James Lambert, Canada's then-ambassador to Guatemala, discusses mining on the Guatemalan TV talk show "Libre Encuentro." Since then, a number of countries in the region have seen growing community-based resistance movements emerge in response to the adverse consequences that Canadian-owned mining ventures have brought to the region -- issues which the ambassador neglected to mention in his elementary praise of the industry.

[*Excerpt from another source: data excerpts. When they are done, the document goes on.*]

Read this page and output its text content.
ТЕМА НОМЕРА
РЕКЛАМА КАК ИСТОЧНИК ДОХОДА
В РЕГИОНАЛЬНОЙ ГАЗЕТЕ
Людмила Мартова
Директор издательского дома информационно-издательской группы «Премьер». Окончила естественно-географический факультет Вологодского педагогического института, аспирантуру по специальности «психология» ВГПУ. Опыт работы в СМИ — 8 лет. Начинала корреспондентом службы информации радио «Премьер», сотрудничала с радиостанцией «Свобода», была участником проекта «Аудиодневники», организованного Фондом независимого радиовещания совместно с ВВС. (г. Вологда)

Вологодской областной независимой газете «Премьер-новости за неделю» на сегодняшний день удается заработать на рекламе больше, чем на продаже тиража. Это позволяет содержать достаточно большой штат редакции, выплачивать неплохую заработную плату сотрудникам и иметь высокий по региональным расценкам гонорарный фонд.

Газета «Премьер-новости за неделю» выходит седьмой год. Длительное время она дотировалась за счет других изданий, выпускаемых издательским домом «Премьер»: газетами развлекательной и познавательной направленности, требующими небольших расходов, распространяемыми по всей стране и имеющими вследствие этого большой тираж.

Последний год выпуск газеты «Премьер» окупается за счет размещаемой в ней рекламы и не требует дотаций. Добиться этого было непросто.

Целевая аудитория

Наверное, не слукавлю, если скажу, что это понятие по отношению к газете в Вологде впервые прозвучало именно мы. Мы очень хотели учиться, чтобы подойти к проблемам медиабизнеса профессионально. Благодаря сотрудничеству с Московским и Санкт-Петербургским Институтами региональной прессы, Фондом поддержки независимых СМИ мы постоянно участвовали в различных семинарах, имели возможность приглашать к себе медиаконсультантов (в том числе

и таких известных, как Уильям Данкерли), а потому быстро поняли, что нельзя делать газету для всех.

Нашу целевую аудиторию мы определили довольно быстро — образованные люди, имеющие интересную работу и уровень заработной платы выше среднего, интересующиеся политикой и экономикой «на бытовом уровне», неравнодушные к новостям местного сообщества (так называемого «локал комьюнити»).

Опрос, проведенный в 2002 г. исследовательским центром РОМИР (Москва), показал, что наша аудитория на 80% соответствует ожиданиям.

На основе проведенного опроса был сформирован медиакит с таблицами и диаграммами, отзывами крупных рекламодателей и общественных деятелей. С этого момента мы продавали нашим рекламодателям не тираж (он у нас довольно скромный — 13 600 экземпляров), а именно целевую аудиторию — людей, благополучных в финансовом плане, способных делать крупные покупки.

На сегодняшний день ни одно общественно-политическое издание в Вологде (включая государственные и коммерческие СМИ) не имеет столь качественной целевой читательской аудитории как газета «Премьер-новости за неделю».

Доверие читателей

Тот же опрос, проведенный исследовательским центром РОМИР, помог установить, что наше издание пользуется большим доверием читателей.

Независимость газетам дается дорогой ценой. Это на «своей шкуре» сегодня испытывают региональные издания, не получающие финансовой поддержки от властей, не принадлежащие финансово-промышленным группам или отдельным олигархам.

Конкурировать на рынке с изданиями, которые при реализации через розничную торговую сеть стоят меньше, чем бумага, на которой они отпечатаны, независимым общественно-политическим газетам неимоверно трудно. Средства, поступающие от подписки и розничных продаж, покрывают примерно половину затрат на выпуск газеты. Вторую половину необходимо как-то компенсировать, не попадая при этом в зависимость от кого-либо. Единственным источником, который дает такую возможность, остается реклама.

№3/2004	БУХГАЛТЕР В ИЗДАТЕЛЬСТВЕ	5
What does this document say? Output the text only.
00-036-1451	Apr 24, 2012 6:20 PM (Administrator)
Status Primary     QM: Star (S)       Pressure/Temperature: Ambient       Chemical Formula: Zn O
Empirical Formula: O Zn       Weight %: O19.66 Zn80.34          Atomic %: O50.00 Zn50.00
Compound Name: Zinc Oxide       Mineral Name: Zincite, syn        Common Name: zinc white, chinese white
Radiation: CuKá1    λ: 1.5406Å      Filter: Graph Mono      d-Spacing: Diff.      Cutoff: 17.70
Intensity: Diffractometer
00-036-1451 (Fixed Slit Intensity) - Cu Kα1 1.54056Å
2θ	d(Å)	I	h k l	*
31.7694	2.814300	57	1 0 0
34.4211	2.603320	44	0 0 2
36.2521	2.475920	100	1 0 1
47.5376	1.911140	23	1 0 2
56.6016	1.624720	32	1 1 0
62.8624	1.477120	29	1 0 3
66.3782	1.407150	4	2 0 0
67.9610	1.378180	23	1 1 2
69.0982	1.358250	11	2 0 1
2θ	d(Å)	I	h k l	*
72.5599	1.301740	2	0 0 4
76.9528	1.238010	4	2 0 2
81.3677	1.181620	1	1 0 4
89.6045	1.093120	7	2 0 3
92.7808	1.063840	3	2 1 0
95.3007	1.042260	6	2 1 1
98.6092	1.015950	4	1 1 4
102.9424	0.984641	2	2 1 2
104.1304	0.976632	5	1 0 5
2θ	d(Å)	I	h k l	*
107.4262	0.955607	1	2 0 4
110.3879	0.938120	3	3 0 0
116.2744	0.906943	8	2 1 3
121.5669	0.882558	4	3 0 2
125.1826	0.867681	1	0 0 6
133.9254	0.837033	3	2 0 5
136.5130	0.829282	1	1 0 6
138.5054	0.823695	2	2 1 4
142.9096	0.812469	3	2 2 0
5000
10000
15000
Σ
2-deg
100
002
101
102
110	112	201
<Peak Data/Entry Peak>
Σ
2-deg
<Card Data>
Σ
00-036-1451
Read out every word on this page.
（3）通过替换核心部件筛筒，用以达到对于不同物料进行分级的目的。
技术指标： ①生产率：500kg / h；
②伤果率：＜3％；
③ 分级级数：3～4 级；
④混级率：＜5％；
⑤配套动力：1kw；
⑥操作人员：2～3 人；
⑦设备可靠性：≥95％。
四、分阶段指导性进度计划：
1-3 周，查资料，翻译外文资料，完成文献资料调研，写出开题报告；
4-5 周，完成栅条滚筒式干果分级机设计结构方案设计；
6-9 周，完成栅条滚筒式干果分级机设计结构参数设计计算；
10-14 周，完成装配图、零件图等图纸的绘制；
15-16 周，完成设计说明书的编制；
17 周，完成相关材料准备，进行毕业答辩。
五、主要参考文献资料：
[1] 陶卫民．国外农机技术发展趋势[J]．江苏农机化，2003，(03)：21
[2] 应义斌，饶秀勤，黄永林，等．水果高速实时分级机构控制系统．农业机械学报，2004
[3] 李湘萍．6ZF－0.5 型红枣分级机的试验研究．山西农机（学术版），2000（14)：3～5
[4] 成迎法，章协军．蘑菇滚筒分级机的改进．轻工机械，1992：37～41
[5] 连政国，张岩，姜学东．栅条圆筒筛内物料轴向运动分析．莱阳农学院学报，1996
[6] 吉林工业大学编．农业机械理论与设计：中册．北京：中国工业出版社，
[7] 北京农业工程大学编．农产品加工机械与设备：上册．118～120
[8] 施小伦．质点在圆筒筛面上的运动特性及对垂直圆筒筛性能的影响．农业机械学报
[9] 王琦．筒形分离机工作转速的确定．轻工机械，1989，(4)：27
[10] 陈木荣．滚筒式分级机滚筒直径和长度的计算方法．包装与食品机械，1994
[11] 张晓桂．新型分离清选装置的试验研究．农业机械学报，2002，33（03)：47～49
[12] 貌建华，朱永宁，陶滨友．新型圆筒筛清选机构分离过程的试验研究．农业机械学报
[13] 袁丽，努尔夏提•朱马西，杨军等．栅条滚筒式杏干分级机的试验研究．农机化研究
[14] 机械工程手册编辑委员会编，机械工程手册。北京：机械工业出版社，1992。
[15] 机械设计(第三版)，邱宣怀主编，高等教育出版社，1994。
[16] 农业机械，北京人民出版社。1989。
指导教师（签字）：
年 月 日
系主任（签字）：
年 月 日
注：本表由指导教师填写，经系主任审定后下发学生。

Notice his reference to Tahltan chief Jerry Asp. What Lambert also neglected to mention, however, was that at the very moment at which he spoke, 35 Tahltan elders between the ages of 55 and 84 had been occupying their band council's office in Telegraph Creek BC, outraged and embarrassed at Asp's public conduct; they asserted that he had been successfully bought out by pro-mining interests and had utterly abandoned traditional values in pursuit of the money and travel that he was being showered with for singing the praises of the extractive industries. As Asp no longer spoke for his people, the elders demanded that he step down as chief.
Less than two weeks earlier, on January 11, 2005, a Guatemalan farmer was shot and killed by state forces while protesting the highway-transport of a large cylinder to be used in constructing a Canadian-owned open-pit gold/silver mine in the western highlands of the country (Goldcorp's Marlin mine). This protest is the incident he refers to towards the end of the clip.